Saturday, March 28, 2009

Too Big to Regulate

Secretary Geitner has recently suggested a "super regulator" for financial institutions which are so big that their failure would damage society.  That is an idealistic, over-complex suggestion.  Can there be any doubt that creative financiers can outwit the control of any government regulator?  Bringing regulation back into vogue would not change the outcome of the last thirty year's experiments in financial anarchy.  The "greed" motivator is all on the side of the financiers.

The telephone system worked pretty well before deregulation.  A slightly less drastic solution might have kicked the company into allowing us to own our own phones.  Power utility deregulation was mostly good at pulling money from our collective pockets to line those at Enron.  The financial industry under Glass-Steagel, the depression era law that separated financial companies by function, was less exciting but worked just fine.

Building walls between powerful entities is less efficient overall, but it does provide natural checks and balances.  The result is an imperfect balance, as we see in our constitutional government, but it limits the harm the government can do as well.  Re-creating distinctions between different types of financial institutions is more likely to succeed than expecting a supreme regulator to police huge, complex institutions.

The correct solution to entities which become so large that they pose a danger to society:  limit their size and scope.  The Federal Reserve Bank is divided regionally.  It's seperate from the FDIC.  We could all do with a little less financial excitement in our lives.  The prospect of B of A being broken up into competing  and complementary institutions does not frighten me.  Teetering CitiBank frightens me.  AIG, where the right hand knows not what the left hand is promising, frightens me.  Get over it, Robert Rubin was wrong here.

Less efficient?  You bet and praise God.  What an engine of job creation, reversing the mergers and acquisitions that left hundreds of thousands of employees on the street.  Huge financial institutions, like centrally planned economies, are impossible to manage.  No one can be aware of enough facts to make the right decisions and limit the risk the institution faces.  If mark-to-market comissions are the way people get paid, they will forever give away the future for millions in hand right now.

Monday, March 9, 2009

Sensible Ignorance About the Mortgage Crisis

Here I reveal my ignorance of law, accounting, and whatever else you want to accuse me of.  But it still makes sense to me in a "best overall outcome" sort of way.

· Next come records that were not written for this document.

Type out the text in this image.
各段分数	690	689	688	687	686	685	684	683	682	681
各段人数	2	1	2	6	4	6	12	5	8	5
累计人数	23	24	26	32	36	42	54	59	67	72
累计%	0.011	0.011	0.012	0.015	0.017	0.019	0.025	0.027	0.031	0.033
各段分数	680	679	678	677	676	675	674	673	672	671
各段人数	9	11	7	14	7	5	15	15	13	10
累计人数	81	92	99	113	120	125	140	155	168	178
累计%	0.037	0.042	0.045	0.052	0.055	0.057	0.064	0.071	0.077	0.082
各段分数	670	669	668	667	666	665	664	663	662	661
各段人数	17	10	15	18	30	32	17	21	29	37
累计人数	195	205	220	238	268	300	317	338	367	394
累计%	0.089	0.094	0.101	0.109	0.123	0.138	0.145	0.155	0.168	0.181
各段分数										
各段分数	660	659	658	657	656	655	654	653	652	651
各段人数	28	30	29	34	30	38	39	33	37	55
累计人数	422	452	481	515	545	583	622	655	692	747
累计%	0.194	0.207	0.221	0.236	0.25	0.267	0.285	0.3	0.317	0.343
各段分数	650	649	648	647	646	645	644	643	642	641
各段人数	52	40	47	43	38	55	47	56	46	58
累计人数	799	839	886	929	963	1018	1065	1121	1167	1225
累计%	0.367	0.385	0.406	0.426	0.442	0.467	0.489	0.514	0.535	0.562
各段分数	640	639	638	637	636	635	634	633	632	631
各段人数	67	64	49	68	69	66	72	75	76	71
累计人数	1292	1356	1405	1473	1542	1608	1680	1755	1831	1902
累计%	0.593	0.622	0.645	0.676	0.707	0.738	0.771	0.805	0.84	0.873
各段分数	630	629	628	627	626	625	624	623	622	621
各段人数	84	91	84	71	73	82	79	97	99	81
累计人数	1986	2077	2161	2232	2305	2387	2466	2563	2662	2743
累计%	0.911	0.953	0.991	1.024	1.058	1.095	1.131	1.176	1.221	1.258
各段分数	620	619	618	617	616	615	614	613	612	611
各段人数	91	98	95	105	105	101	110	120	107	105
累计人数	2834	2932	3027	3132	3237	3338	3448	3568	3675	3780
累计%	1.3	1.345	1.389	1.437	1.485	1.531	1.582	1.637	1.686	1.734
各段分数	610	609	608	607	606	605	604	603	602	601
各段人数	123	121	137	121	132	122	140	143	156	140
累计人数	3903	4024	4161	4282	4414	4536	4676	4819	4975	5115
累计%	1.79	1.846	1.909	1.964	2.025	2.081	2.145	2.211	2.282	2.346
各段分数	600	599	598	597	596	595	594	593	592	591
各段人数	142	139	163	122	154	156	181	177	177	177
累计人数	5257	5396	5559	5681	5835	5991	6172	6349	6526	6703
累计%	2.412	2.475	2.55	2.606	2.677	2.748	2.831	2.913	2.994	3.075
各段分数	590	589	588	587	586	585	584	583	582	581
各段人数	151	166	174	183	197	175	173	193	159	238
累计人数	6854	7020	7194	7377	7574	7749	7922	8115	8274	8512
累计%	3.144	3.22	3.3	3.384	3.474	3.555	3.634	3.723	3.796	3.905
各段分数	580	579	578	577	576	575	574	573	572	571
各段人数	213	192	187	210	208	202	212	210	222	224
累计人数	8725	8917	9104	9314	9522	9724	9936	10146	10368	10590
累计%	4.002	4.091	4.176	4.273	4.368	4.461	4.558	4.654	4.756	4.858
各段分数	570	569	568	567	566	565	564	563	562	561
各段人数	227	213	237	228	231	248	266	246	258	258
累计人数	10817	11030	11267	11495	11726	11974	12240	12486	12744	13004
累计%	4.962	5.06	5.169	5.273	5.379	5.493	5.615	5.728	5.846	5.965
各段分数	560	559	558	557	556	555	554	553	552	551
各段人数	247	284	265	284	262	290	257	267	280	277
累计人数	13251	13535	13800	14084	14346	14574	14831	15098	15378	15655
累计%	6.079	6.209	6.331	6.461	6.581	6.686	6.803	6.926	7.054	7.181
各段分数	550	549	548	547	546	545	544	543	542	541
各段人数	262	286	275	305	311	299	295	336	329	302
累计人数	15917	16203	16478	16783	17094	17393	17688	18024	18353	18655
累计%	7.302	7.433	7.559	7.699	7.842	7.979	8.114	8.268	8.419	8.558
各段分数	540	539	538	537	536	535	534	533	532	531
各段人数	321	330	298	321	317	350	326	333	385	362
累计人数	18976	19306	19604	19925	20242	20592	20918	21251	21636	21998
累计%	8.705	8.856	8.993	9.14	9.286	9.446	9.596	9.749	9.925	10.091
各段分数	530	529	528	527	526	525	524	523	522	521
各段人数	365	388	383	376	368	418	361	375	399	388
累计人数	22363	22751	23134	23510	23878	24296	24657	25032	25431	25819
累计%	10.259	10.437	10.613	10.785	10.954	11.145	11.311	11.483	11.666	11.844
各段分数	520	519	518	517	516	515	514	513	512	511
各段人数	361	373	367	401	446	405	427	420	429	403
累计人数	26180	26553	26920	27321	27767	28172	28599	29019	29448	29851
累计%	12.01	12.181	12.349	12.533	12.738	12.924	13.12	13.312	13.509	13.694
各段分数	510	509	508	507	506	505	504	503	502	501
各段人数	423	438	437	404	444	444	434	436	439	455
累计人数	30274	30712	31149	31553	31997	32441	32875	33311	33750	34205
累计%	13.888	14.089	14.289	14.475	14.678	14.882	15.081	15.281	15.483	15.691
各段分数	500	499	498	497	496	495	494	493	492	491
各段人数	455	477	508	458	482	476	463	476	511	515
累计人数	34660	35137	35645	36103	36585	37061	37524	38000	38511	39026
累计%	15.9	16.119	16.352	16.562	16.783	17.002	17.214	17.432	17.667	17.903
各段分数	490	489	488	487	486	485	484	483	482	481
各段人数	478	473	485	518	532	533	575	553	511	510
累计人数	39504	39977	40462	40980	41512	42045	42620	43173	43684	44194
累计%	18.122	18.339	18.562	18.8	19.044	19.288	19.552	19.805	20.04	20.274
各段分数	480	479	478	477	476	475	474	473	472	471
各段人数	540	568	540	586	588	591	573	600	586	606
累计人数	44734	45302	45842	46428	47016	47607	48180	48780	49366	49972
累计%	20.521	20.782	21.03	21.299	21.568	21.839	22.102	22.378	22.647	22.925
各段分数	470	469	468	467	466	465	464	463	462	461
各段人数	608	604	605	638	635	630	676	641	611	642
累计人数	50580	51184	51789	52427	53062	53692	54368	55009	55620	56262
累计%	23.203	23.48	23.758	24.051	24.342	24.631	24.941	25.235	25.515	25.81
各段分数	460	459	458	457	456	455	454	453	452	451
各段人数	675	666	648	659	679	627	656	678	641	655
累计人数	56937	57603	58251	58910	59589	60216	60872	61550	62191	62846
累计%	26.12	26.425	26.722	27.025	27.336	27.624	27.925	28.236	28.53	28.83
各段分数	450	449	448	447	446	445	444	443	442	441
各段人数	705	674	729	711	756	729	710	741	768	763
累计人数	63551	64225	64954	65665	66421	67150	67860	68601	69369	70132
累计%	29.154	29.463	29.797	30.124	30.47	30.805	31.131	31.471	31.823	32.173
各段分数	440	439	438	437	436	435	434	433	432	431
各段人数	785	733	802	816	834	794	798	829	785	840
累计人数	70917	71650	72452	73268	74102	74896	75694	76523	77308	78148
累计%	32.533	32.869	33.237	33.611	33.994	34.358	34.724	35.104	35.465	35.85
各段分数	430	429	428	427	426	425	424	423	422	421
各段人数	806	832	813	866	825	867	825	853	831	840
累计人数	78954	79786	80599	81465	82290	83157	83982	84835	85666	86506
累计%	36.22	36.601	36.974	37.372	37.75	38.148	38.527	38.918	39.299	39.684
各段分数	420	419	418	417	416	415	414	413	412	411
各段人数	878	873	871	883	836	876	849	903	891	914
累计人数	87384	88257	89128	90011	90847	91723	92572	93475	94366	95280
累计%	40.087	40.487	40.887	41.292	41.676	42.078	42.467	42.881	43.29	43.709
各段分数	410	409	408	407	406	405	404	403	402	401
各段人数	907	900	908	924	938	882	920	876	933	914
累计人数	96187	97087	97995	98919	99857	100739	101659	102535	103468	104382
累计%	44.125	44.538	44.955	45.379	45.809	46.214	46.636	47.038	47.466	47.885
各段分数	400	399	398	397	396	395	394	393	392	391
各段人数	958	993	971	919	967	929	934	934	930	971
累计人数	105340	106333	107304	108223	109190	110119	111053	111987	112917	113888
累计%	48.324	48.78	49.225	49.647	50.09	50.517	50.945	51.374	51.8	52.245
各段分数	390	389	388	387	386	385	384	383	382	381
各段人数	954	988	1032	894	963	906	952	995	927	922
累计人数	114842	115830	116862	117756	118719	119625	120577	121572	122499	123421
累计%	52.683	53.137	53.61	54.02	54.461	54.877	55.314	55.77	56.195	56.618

Banks have written down billions in "worthless" mortgages.  Nevertheless, they are holding homeowners (the people on the other end of those mortgages) responsible for the full value of these mortgages.  If the homeowner cannot pay per the terms of the contract, the bank forecloses.  The homeowner is out on the street.  The bank auctions off the property at a value that probably comes closer to what it is carrying on it's books as the "written down" level of the contract.  The bank has basically taken the loss for making a poor judgment in writing the contract in the first place.

Wait a minute.  Do we have to go through foreclosure, eviction and auction to make the books balance?  Why does the homeowner end up on the street?  

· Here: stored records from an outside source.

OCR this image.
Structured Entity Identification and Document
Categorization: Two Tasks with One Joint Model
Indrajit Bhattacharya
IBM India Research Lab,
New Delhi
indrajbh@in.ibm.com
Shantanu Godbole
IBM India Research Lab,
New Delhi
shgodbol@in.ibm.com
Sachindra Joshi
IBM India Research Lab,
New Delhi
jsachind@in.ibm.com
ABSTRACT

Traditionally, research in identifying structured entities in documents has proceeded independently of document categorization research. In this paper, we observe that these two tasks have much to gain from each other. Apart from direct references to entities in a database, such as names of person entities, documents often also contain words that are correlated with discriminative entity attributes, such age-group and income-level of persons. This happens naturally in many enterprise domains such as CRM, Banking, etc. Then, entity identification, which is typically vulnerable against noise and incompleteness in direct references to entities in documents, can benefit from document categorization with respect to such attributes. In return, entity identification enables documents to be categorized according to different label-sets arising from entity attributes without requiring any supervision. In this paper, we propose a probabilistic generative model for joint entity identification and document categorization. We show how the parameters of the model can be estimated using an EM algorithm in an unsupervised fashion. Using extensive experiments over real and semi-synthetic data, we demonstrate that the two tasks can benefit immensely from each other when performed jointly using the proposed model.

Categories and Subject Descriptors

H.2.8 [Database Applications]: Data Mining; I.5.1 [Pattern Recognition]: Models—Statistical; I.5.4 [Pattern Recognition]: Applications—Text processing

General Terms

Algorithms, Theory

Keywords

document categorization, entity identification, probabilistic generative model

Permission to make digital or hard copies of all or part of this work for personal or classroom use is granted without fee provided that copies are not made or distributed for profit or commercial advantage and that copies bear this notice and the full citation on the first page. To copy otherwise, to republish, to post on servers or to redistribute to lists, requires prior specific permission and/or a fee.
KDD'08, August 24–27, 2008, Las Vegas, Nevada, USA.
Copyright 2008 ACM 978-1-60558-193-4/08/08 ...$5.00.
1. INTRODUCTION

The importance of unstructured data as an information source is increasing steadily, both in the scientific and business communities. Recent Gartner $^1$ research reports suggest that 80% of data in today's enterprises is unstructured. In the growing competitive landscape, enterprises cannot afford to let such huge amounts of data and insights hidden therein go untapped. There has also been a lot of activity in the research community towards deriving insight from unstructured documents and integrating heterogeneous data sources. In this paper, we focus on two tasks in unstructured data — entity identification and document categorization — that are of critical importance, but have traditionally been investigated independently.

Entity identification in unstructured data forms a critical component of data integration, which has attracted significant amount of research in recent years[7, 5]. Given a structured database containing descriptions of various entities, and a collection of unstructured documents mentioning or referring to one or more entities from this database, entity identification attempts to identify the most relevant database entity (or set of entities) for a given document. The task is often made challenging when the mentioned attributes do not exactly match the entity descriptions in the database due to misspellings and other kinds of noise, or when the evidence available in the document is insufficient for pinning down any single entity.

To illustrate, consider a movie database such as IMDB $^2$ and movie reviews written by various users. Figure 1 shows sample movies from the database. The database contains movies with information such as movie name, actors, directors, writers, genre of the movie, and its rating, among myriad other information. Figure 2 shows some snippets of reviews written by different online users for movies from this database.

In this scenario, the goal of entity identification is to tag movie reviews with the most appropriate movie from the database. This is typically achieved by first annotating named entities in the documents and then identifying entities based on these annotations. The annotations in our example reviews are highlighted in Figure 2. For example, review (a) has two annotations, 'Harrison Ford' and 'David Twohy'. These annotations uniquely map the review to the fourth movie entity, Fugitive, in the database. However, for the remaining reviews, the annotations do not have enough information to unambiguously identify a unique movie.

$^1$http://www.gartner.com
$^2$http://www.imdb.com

Why doesn't the bank, having written down the value of the mortgage, reduce the obligation of the homeowner as well?  Then the bank gets a performing loan with (probably) a higher value than what the house brings at auction.  The homeowner gets to stay in the house.

The sanctity of the mortgage contract is the only thing that is getting protected in the conventional scenario.  Is the paper worth more than all the people involved?